Forty four years ago today, on the 23 of August 1966, the first views of earthrise over the moon were viewed by humans.
Lunar orbiter I transmitted the above image to an eagerly awaiting gaggle of geeks back on earth. This mission to the moon experienced several glitches, the most serious of which was in the star-tracking system used for navigation. It is difficult to imagine the spectacle of a early 60s technological anomaly sputtering and sparking across the vastness of space.
Mankind looked back for the first time at our planet rising over the horizon of a distant lifeless world.

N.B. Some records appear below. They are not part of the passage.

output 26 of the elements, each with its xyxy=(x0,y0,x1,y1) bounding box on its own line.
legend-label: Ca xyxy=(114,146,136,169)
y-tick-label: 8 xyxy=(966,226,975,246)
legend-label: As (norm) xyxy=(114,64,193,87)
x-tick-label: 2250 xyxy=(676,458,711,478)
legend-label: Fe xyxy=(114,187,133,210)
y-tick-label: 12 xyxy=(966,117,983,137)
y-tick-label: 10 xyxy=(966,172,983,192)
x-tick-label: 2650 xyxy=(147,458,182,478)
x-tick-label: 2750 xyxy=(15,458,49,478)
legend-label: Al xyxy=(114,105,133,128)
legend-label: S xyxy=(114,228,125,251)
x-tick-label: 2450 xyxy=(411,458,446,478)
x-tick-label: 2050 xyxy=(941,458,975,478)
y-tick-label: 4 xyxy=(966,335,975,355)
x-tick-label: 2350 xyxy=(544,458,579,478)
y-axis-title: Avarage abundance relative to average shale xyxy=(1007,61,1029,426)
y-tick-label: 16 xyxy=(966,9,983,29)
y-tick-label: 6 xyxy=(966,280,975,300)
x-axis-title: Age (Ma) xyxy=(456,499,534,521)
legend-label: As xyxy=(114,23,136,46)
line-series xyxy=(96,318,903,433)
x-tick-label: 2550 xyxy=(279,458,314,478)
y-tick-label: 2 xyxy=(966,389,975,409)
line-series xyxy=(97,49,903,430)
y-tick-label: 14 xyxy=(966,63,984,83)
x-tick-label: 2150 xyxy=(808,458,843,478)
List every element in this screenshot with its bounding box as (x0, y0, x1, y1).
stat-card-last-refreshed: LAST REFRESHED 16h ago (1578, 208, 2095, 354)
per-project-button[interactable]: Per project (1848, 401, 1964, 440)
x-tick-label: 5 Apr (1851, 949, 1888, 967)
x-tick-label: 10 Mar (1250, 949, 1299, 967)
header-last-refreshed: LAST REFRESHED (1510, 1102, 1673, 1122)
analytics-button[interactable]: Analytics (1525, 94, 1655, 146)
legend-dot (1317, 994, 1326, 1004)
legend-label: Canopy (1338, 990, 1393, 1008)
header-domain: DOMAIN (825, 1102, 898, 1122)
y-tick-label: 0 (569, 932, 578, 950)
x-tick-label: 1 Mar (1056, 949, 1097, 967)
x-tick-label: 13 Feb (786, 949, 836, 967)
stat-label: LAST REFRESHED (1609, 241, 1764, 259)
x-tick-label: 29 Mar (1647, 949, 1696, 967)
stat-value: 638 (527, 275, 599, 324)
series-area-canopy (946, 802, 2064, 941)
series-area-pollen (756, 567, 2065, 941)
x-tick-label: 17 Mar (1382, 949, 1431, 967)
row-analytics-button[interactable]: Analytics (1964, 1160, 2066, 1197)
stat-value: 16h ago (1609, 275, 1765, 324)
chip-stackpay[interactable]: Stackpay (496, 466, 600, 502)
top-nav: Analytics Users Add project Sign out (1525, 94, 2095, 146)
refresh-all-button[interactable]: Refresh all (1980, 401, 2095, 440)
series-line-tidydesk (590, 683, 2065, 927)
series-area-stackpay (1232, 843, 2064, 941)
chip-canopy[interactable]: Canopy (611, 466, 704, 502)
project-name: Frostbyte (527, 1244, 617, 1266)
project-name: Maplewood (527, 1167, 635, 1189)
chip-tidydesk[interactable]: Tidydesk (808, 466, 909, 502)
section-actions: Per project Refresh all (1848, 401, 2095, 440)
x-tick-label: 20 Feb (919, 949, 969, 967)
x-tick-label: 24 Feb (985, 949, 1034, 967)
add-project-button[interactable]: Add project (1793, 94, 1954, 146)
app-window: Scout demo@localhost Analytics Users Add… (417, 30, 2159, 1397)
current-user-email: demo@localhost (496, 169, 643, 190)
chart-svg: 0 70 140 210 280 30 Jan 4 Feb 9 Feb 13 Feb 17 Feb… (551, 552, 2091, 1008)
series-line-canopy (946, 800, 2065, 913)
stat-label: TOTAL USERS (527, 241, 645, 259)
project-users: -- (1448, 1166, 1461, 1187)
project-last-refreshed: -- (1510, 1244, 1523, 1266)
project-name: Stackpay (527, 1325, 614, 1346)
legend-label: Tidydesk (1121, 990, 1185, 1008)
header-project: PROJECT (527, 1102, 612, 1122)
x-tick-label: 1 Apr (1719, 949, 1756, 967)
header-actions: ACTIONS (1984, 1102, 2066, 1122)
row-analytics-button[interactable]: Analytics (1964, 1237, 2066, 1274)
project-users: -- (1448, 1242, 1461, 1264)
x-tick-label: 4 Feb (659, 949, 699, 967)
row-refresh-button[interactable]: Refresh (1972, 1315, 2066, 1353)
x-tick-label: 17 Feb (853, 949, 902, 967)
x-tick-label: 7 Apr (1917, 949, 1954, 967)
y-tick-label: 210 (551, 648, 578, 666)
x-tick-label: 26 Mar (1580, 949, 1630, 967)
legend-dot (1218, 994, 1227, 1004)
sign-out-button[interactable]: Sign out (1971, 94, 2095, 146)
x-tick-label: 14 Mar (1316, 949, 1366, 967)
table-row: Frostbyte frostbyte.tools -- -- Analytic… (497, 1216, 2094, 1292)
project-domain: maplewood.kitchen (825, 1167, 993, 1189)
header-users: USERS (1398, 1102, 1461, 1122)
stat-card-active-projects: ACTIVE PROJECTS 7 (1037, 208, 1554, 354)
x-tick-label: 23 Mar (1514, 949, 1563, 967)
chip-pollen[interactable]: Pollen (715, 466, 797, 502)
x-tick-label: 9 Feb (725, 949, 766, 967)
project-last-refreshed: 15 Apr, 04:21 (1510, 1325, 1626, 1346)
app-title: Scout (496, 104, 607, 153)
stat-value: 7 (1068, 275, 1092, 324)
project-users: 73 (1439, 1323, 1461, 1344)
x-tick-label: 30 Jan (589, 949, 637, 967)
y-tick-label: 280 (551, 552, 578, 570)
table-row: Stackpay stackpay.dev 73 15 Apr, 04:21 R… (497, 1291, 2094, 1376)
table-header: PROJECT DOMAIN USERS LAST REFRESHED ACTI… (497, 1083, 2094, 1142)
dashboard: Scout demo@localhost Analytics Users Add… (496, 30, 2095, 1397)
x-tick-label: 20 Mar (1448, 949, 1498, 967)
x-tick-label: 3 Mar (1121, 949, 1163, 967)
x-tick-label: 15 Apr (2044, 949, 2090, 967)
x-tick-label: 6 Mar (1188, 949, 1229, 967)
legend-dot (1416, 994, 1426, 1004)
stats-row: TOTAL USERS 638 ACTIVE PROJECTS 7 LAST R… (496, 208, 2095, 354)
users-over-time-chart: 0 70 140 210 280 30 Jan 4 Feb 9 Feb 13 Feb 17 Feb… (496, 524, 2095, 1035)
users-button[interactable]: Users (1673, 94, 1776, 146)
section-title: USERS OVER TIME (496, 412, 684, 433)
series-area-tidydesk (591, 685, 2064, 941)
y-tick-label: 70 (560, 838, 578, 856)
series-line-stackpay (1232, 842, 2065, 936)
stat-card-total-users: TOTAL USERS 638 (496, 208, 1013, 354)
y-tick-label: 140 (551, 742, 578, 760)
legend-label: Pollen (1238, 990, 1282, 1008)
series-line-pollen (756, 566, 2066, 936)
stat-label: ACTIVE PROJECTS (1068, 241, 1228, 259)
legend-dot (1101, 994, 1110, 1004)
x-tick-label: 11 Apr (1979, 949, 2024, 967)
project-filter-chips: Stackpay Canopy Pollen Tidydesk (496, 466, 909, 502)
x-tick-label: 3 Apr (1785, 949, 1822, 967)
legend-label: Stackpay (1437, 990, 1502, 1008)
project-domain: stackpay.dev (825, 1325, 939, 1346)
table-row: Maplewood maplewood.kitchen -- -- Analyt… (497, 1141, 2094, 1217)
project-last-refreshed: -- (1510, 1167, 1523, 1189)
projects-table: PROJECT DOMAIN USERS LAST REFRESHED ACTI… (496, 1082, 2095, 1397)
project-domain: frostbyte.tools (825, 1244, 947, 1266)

On that planet a new generation of Dodge Dart and Plymouth Barracuda was popping up in showrooms across America. Those cars that would sputter and spark across the new interstate highways were the embodiment of technology to most people. People could smoke their pre-cancer cigarettes, and feel the summer air lapping at their large polyester lapels through the open window of their huge “mid-sized” next generation Dodge Dart. Half a million Americans were an unimaginable distance away wondering how you even pronounced the name Laos. A quarter of a million miles away man watched a new type of dawn.
Somewhere in California a music executive signed the last papers for the next day’s release of the first (and self titled) album by the group that called themselves “The Doors”. The first song on that album was “Break on through to the other side”, and the last song was “The End”.